Authors: Caitlin Morton, Maggie Hawkins (Attorney General's Department) This session poses the question – how should we evaluate legal policy? Evaluators across all sectors encounter legal frameworks, yet few forums explicitly address how law itself can and should be evaluated. This session seeks to help carve out that space within evaluation practice.
Strong approaches to evaluating legal policy are critical to achieving just, fair, and secure society - the remit of the Attorney-General's Department. In this session, past and current evaluators from the AGD reflect on observations, challenges, and conversations, and invite discussion on what it looks like when legal policy is working well. We present an overview of existing dialogue on this question, and argue that it is critical to examine the social and ethical foundations of legal policy, the principles that inform legal policy, and how the law can support the operation of impactful legal policy.
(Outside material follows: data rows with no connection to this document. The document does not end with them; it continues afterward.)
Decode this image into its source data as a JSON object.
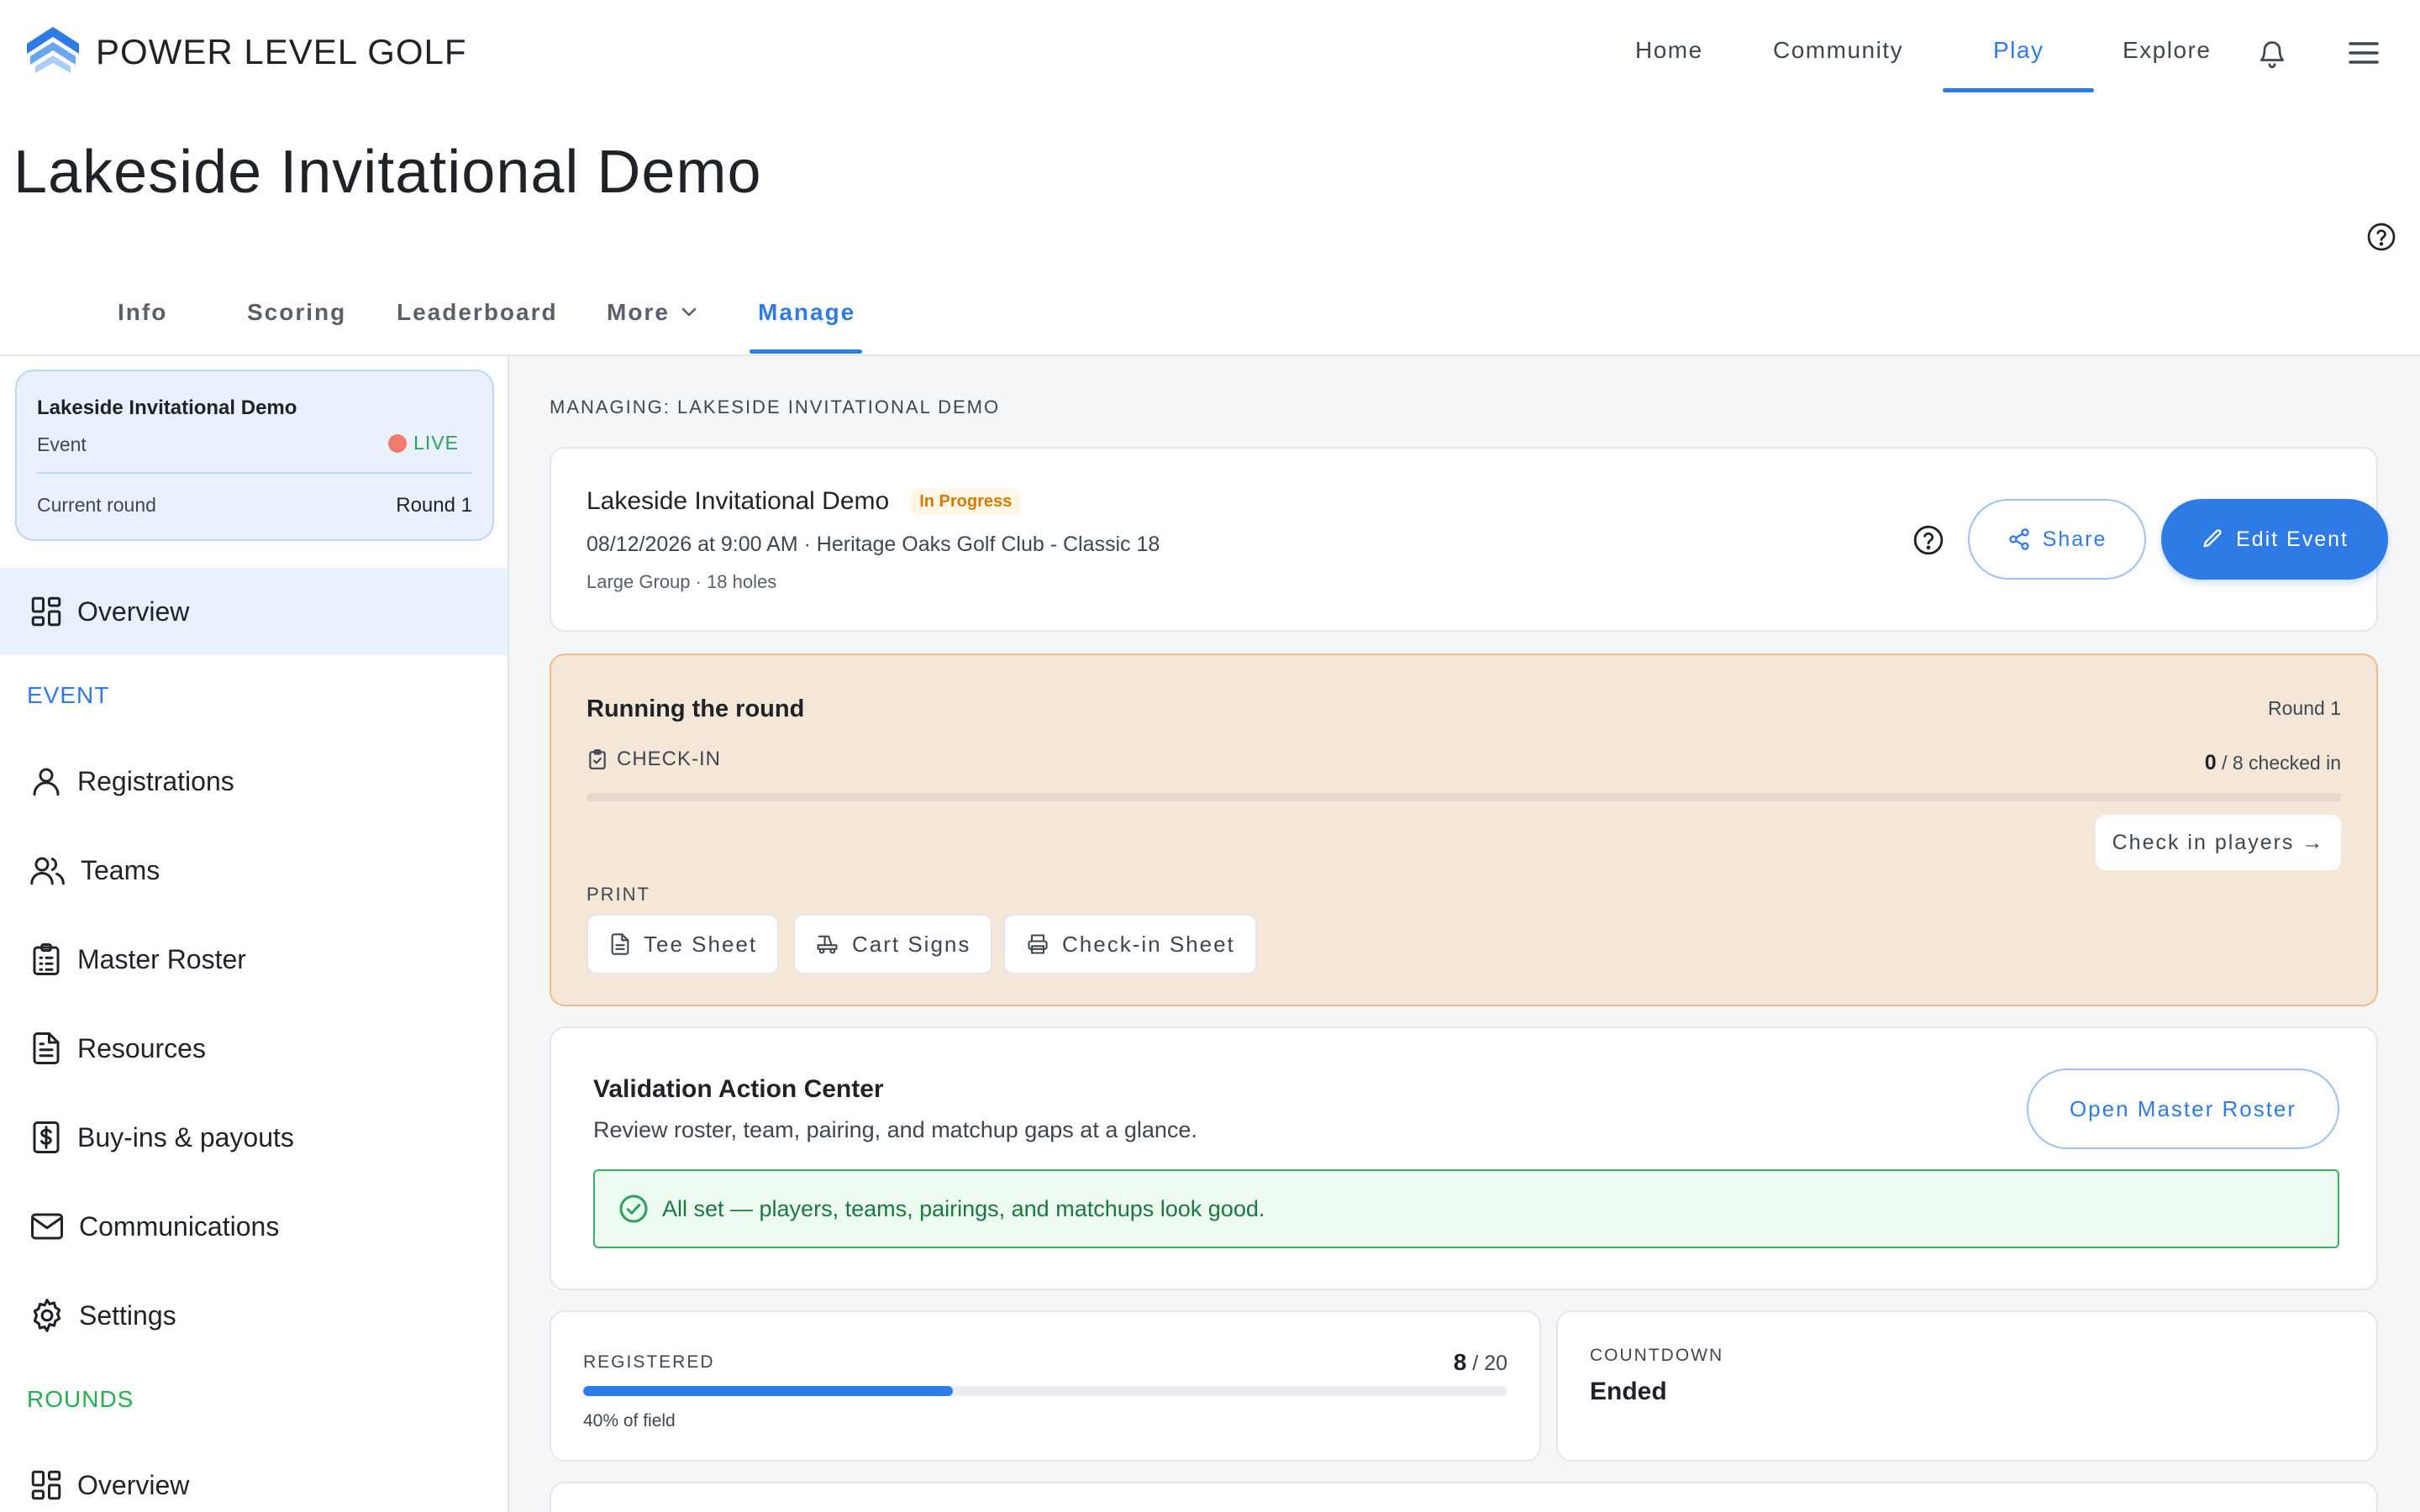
{
  "app": {
    "brand": "POWER LEVEL GOLF",
    "accent": "#2f7be6"
  },
  "nav": {
    "items": [
      {
        "label": "Home",
        "active": false
      },
      {
        "label": "Community",
        "active": false
      },
      {
        "label": "Play",
        "active": true
      },
      {
        "label": "Explore",
        "active": false
      }
    ],
    "icons": [
      "bell-icon",
      "menu-icon"
    ]
  },
  "page": {
    "title": "Lakeside Invitational Demo"
  },
  "tabs": [
    {
      "label": "Info"
    },
    {
      "label": "Scoring"
    },
    {
      "label": "Leaderboard"
    },
    {
      "label": "More"
    },
    {
      "label": "Manage",
      "active": true
    }
  ],
  "sidebar": {
    "event_card": {
      "title": "Lakeside Invitational Demo",
      "type": "Event",
      "status": "LIVE",
      "round_label": "Current round",
      "round_value": "Round 1"
    },
    "overview_label": "Overview",
    "event_section": "EVENT",
    "event_items": [
      {
        "label": "Registrations",
        "icon": "user-icon"
      },
      {
        "label": "Teams",
        "icon": "users-icon"
      },
      {
        "label": "Master Roster",
        "icon": "clipboard-list-icon"
      },
      {
        "label": "Resources",
        "icon": "document-icon"
      },
      {
        "label": "Buy-ins & payouts",
        "icon": "dollar-icon"
      },
      {
        "label": "Communications",
        "icon": "mail-icon"
      },
      {
        "label": "Settings",
        "icon": "gear-icon"
      }
    ],
    "rounds_section": "ROUNDS",
    "rounds_overview_label": "Overview",
    "colors": {
      "event_section": "#2f7be6",
      "rounds_section": "#22b14c"
    }
  },
  "main": {
    "managing": "MANAGING: LAKESIDE INVITATIONAL DEMO",
    "summary": {
      "title": "Lakeside Invitational Demo",
      "badge": "In Progress",
      "subtitle": "08/12/2026 at 9:00 AM · Heritage Oaks Golf Club - Classic 18",
      "details": "Large Group · 18 holes",
      "share_label": "Share",
      "edit_label": "Edit Event"
    },
    "running": {
      "title": "Running the round",
      "round": "Round 1",
      "checkin_label": "CHECK-IN",
      "checked_count": "0",
      "checked_total": "/ 8 checked in",
      "checkin_progress": 0,
      "checkin_button": "Check in players →",
      "print_label": "PRINT",
      "print_buttons": [
        {
          "label": "Tee Sheet",
          "icon": "document-icon"
        },
        {
          "label": "Cart Signs",
          "icon": "golf-cart-icon"
        },
        {
          "label": "Check-in Sheet",
          "icon": "printer-icon"
        }
      ]
    },
    "validation": {
      "title": "Validation Action Center",
      "subtitle": "Review roster, team, pairing, and matchup gaps at a glance.",
      "button": "Open Master Roster",
      "status": "All set — players, teams, pairings, and matchups look good."
    },
    "registered": {
      "label": "REGISTERED",
      "count": "8",
      "total": "/ 20",
      "percent_text": "40% of field",
      "fill_fraction": 0.4
    },
    "countdown": {
      "label": "COUNTDOWN",
      "value": "Ended"
    }
  }
}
We will investigate how law does and does not align with the beliefs and assumptions of the communities it touches, and how law is interpreted and put into practice. Together we will explore localisation as a major challenge and opportunity in evaluating legal policy – noting the persistent regional/metro divide in accessing legal services, and diversity between communities and across states, which always requires collaboration.
This session is critically important to evaluators as law touches all public policy, which in turn impacts the operations of not just federal governments, but local and state governments, private businesses, community organisations, not-for-profits, and more.